Н. Ц. Нет, и вот почему: я встретился со старостью в блистательном и прекрасном варианте. Это старость моих педагогов. Эти две великие женщины, Уланова и Семенова, были очень взрослыми. Возраст Улановой я понял в ту секунду, когда прозвучало известие о том, что ее не стало. Она скончалась на 89-м году жизни. А до этого она со мной репетировала на высоченных каблуках по девять, по двенадцать сантиметров, прыгая, показывая любые элементы. У них не было старости по одной причине: они были актуальны.

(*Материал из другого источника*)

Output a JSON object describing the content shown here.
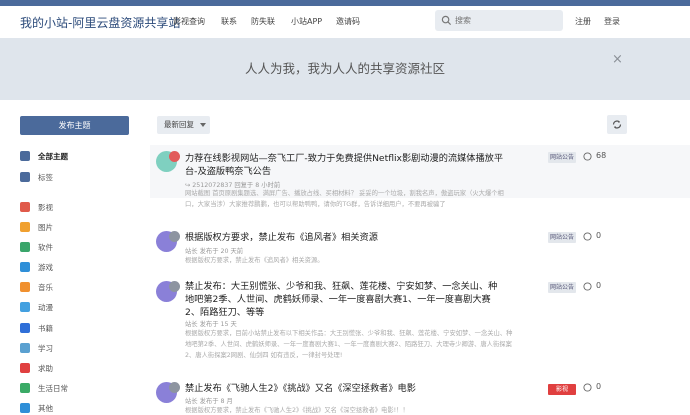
{
  "header": {
    "site_title": "我的小站-阿里云盘资源共享站",
    "nav": [
      {
        "label": "影视查询"
      },
      {
        "label": "联系"
      },
      {
        "label": "防失联"
      },
      {
        "label": "小站APP"
      },
      {
        "label": "邀请码"
      }
    ],
    "search_placeholder": "搜索",
    "register": "注册",
    "login": "登录"
  },
  "banner": {
    "text": "人人为我，我为人人的共享资源社区",
    "close": "×"
  },
  "sidebar": {
    "new_topic": "发布主题",
    "items": [
      {
        "label": "全部主题",
        "color": "#4b6a9b",
        "icon": "chat-icon"
      },
      {
        "label": "标签",
        "color": "#4b6a9b",
        "icon": "grid-icon"
      },
      {
        "label": "影视",
        "color": "#e05a4a",
        "icon": "film-icon"
      },
      {
        "label": "图片",
        "color": "#f0a030",
        "icon": "image-icon"
      },
      {
        "label": "软件",
        "color": "#3aa56a",
        "icon": "software-icon"
      },
      {
        "label": "游戏",
        "color": "#2f8fd8",
        "icon": "game-icon"
      },
      {
        "label": "音乐",
        "color": "#f0902f",
        "icon": "music-icon"
      },
      {
        "label": "动漫",
        "color": "#43a0e0",
        "icon": "anime-icon"
      },
      {
        "label": "书籍",
        "color": "#2f6fd8",
        "icon": "book-icon"
      },
      {
        "label": "学习",
        "color": "#5aa0d0",
        "icon": "study-icon"
      },
      {
        "label": "求助",
        "color": "#e04040",
        "icon": "help-icon"
      },
      {
        "label": "生活日常",
        "color": "#3aaa66",
        "icon": "life-icon"
      },
      {
        "label": "其他",
        "color": "#2f8fd8",
        "icon": "other-icon"
      }
    ]
  },
  "toolbar": {
    "sort_label": "最新回复"
  },
  "topics": [
    {
      "title": "力荐在线影视网站—奈飞工厂-致力于免费提供Netflix影剧动漫的流媒体播放平台-及盗版鸭奈飞公告",
      "meta": "↪ 2512072837 回复于 8 小时前",
      "excerpt": "网站截图 首页原剧集题选、满屏广告、播放占线、买相材料？ 妥妥的一个垃圾，割我名声，傲盗玩家（火大爆个相口，大家当涉）大家推荐鹏鹏，也可以帮助鸭鸭，请你的TG群，告诉详细用户，不要再被骗了",
      "category": "网站公告",
      "replies": "68",
      "avatar_color": "#7fd0c0"
    },
    {
      "title": "根据版权方要求，禁止发布《追风者》相关资源",
      "meta": "站长 发布于 20 天前",
      "excerpt": "根据版权方要求，禁止发布《追风者》相关资源。",
      "category": "网站公告",
      "replies": "0",
      "avatar_color": "#8a80d8"
    },
    {
      "title": "禁止发布：大王别慌张、少爷和我、狂飙、莲花楼、宁安如梦、一念关山、种地吧第2季、人世间、虎鹤妖师录、一年一度喜剧大赛1、一年一度喜剧大赛2、陌路狂刀、等等",
      "meta": "站长 发布于 15 天",
      "excerpt": "根据版权方要求，目前小站禁止发布以下相关作品：大王别慌张、少爷和我、狂飙、莲花楼、宁安如梦、一念关山、种地吧第2季、人世间、虎鹤妖师录、一年一度喜剧大赛1、一年一度喜剧大赛2、陌路狂刀、大理寺少卿游、唐人街探案2、唐人街探案2网剧、仙剑四 如有违反，一律封号处理!",
      "category": "网站公告",
      "replies": "0",
      "avatar_color": "#8a80d8"
    },
    {
      "title": "禁止发布《飞驰人生2》《挑战》又名《深空拯救者》电影",
      "meta": "站长 发布于 8 月",
      "excerpt": "根据版权方要求，禁止发布《飞驰人生2》《挑战》又名《深空拯救者》电影!！！",
      "category": "影视",
      "replies": "0",
      "avatar_color": "#8a80d8"
    }
  ]
}
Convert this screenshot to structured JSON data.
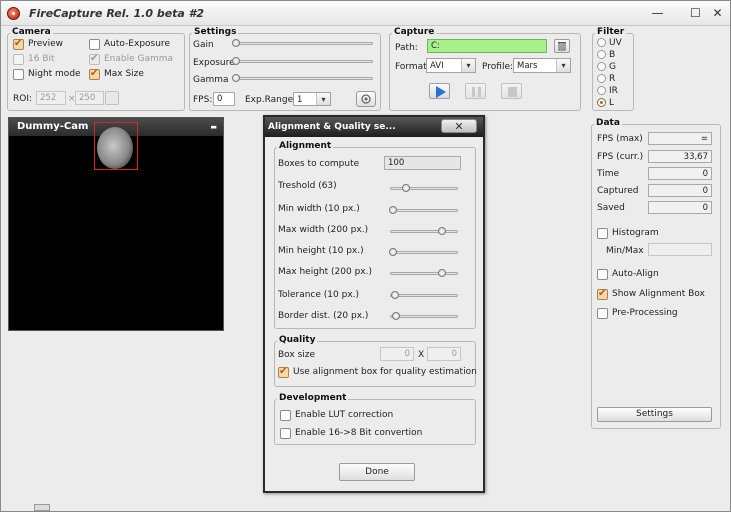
{
  "window": {
    "title": "FireCapture Rel. 1.0 beta #2",
    "minimize": "—",
    "maximize": "☐",
    "close": "✕"
  },
  "camera": {
    "title": "Camera",
    "preview": "Preview",
    "auto_exposure": "Auto-Exposure",
    "bit16": "16 Bit",
    "enable_gamma": "Enable Gamma",
    "night_mode": "Night mode",
    "max_size": "Max Size",
    "roi_label": "ROI:",
    "roi_w": "252",
    "roi_x": "×",
    "roi_h": "250"
  },
  "settings": {
    "title": "Settings",
    "gain": "Gain",
    "exposure": "Exposure",
    "gamma": "Gamma",
    "fps_label": "FPS:",
    "fps_value": "0",
    "exp_range_label": "Exp.Range:",
    "exp_range_value": "1"
  },
  "capture": {
    "title": "Capture",
    "path_label": "Path:",
    "path_value": "C:",
    "format_label": "Format:",
    "format_value": "AVI",
    "profile_label": "Profile:",
    "profile_value": "Mars"
  },
  "filter": {
    "title": "Filter",
    "options": [
      "UV",
      "B",
      "G",
      "R",
      "IR",
      "L"
    ],
    "selected": "L"
  },
  "cam_window": {
    "title": "Dummy-Cam",
    "minimize": "▬"
  },
  "dialog": {
    "title": "Alignment & Quality se...",
    "close": "✕",
    "alignment": {
      "title": "Alignment",
      "boxes_label": "Boxes to compute",
      "boxes_value": "100",
      "treshold": "Treshold (63)",
      "min_width": "Min width (10 px.)",
      "max_width": "Max width (200 px.)",
      "min_height": "Min height (10 px.)",
      "max_height": "Max height (200 px.)",
      "tolerance": "Tolerance (10 px.)",
      "border_dist": "Border dist. (20 px.)"
    },
    "quality": {
      "title": "Quality",
      "box_size_label": "Box size",
      "box_w": "0",
      "box_x": "X",
      "box_h": "0",
      "use_alignment_box": "Use alignment box for quality estimation"
    },
    "development": {
      "title": "Development",
      "lut": "Enable LUT correction",
      "bit_conv": "Enable 16->8 Bit convertion"
    },
    "done": "Done"
  },
  "data": {
    "title": "Data",
    "fps_max_label": "FPS (max)",
    "fps_max_value": "=",
    "fps_curr_label": "FPS (curr.)",
    "fps_curr_value": "33,67",
    "time_label": "Time",
    "time_value": "0",
    "captured_label": "Captured",
    "captured_value": "0",
    "saved_label": "Saved",
    "saved_value": "0",
    "histogram": "Histogram",
    "minmax_label": "Min/Max",
    "auto_align": "Auto-Align",
    "show_alignment_box": "Show Alignment Box",
    "pre_processing": "Pre-Processing",
    "settings_btn": "Settings"
  }
}
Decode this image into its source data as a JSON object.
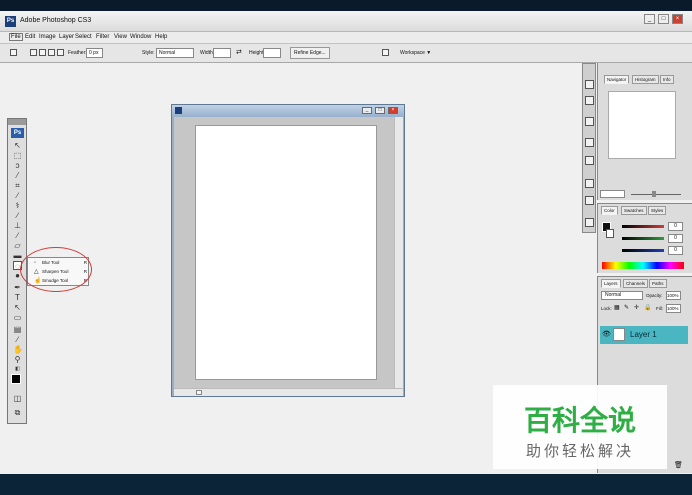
{
  "app": {
    "title": "Adobe Photoshop CS3",
    "icon_text": "Ps"
  },
  "window_controls": {
    "minimize": "_",
    "maximize": "□",
    "close": "×"
  },
  "menu": [
    "File",
    "Edit",
    "Image",
    "Layer",
    "Select",
    "Filter",
    "View",
    "Window",
    "Help"
  ],
  "options_bar": {
    "feather_label": "Feather:",
    "feather_value": "0 px",
    "style_label": "Style:",
    "style_value": "Normal",
    "width_label": "Width:",
    "height_label": "Height:",
    "refine_edge": "Refine Edge...",
    "workspace": "Workspace ▼"
  },
  "toolbox": {
    "logo": "Ps"
  },
  "tool_flyout": [
    {
      "name": "Blur Tool",
      "key": "R",
      "icon": "drop-icon"
    },
    {
      "name": "Sharpen Tool",
      "key": "R",
      "icon": "triangle-icon"
    },
    {
      "name": "Smudge Tool",
      "key": "R",
      "icon": "finger-icon"
    }
  ],
  "nav_panel": {
    "tabs": [
      "Navigator",
      "Histogram",
      "Info"
    ]
  },
  "color_panel": {
    "tabs": [
      "Color",
      "Swatches",
      "Styles"
    ],
    "values": [
      "0",
      "0",
      "0"
    ],
    "colors": {
      "r": "#d23b3b",
      "g": "#2e9c3a",
      "b": "#1d3fb8"
    }
  },
  "layers_panel": {
    "tabs": [
      "Layers",
      "Channels",
      "Paths"
    ],
    "blend_mode": "Normal",
    "opacity_label": "Opacity:",
    "opacity_value": "100%",
    "lock_label": "Lock:",
    "fill_label": "Fill:",
    "fill_value": "100%",
    "layer_name": "Layer 1"
  },
  "watermark": {
    "title": "百科全说",
    "subtitle": "助你轻松解决"
  },
  "colors": {
    "accent_layer": "#49b6c2",
    "highlight": "#d23a3a",
    "titlebar_doc": "#97b0cc"
  }
}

В прошлом году был бал в честь моей любимой Елены Васильевны Образцовой, и она меня пригласила в свою ложу. Потом был банкет. В какой-то момент ее дочка мне говорит: «Коль, знаешь, кроме тебя, ее отсюда никто не выведет, потому что она тебя послушает». Я наклонился к ней и говорю: «Елена Васильевна, пойдемте, пора».

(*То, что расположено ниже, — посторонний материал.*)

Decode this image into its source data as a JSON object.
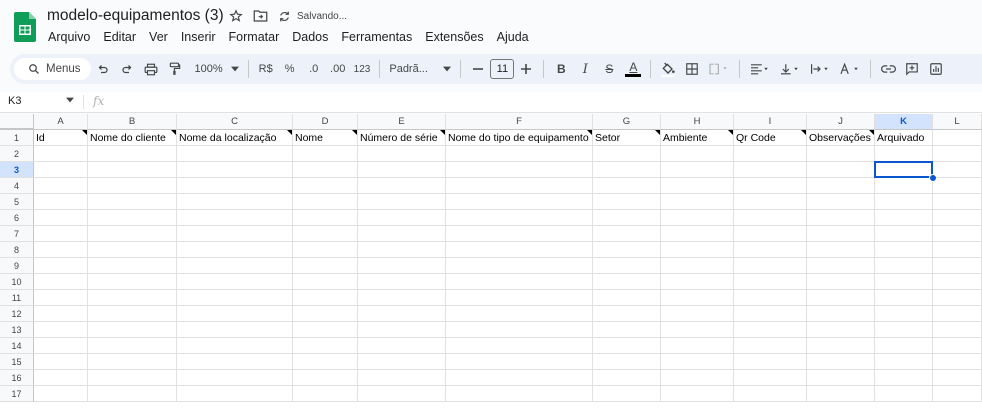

Мы очень долго с ней шли к выходу, потому что ей было тяжело. Пока мы шли, мы многое обсуждали: как изменился театр, как изменились нравы. На каждом шагу был анекдот. Ее одели, я довел ее до машины. И когда я уже нагнулся, чтобы ее поцеловать, она мне на ухо сказала: «Как я хочу жить!»
Это оказался ее последний визит в родной дом. Потому что ее домом была сцена Большого театра. Я задолго знал, как она больна, как она сражалась с этим. Но она хотела поставить точку в родном доме, на родной сцене. Накануне мы сидели в кафе. Она мне говорит: «Господи, хоть одну бы ноту издать». И она все равно спела, и спела великолепно для своего возраста, а главное – для диагноза. Ни один человек не посмел бы сказать, что она не молода и не прекрасна. Это сила таланта, сила духа. Это характер, понимаешь?
Марлен Хуциев
Я выпил за победу
Д. З. В ваших картинах – даже в тех, которые не о войне, – вы всегда обращаетесь к опыту военного времени.
М. Х. Я вам скажу, почему. Это потому, что я не воевал в силу обстоятельств моего здоровья. У меня осталось чувство невыполненного долга. Поэтому даже в «Весне на Заречной улице» персонаж читает стихи об отце-военном. Это у меня осталось на всю жизнь. Диктор говорил: «Наступила минута молчания». У меня всегда стояла стопка, я в этот момент вставал. И пока звучал метроном, я так стоял, и только когда это заканчивалось, выпивал стопку.
Вы заканчивали съемки картины Михаила Ромма, которая стала называться «И все-таки я верю». Там есть слова Шпенглера, которого спросили, когда будет следующая война после Первой мировой. Он сказал, что она будет, когда подрастут те, кто не помнит той войны, – в районе 1940-х годов.
Да, через 25 лет.
Он совершенно четко предсказал Вторую мировую войну после Первой мировой.
Я жил в это время. Это святое. Я вам расскажу такую историю. Моя мама была актрисой. Так получилось, что уже шла война, а они уехали на гастроли. Я на какое-то время остался один. И вот Новый год. У меня небольшие деньжата были, и в подвальчике на углу я купил полбутылки вина. Украл у соседей горсть фасоли в кухне – просто туда запустил руку. И еще взял кусок красной капусты, гурийской. Все это подготовил, сварил лобио, поставил зеркало. Зажег коптилку. И когда в диффузоре раздались куранты, я сам с собой чокнулся и выпил. Наступал 1943 год. Через месяц был Сталинград. Я выпил за Победу. И это всегда было так.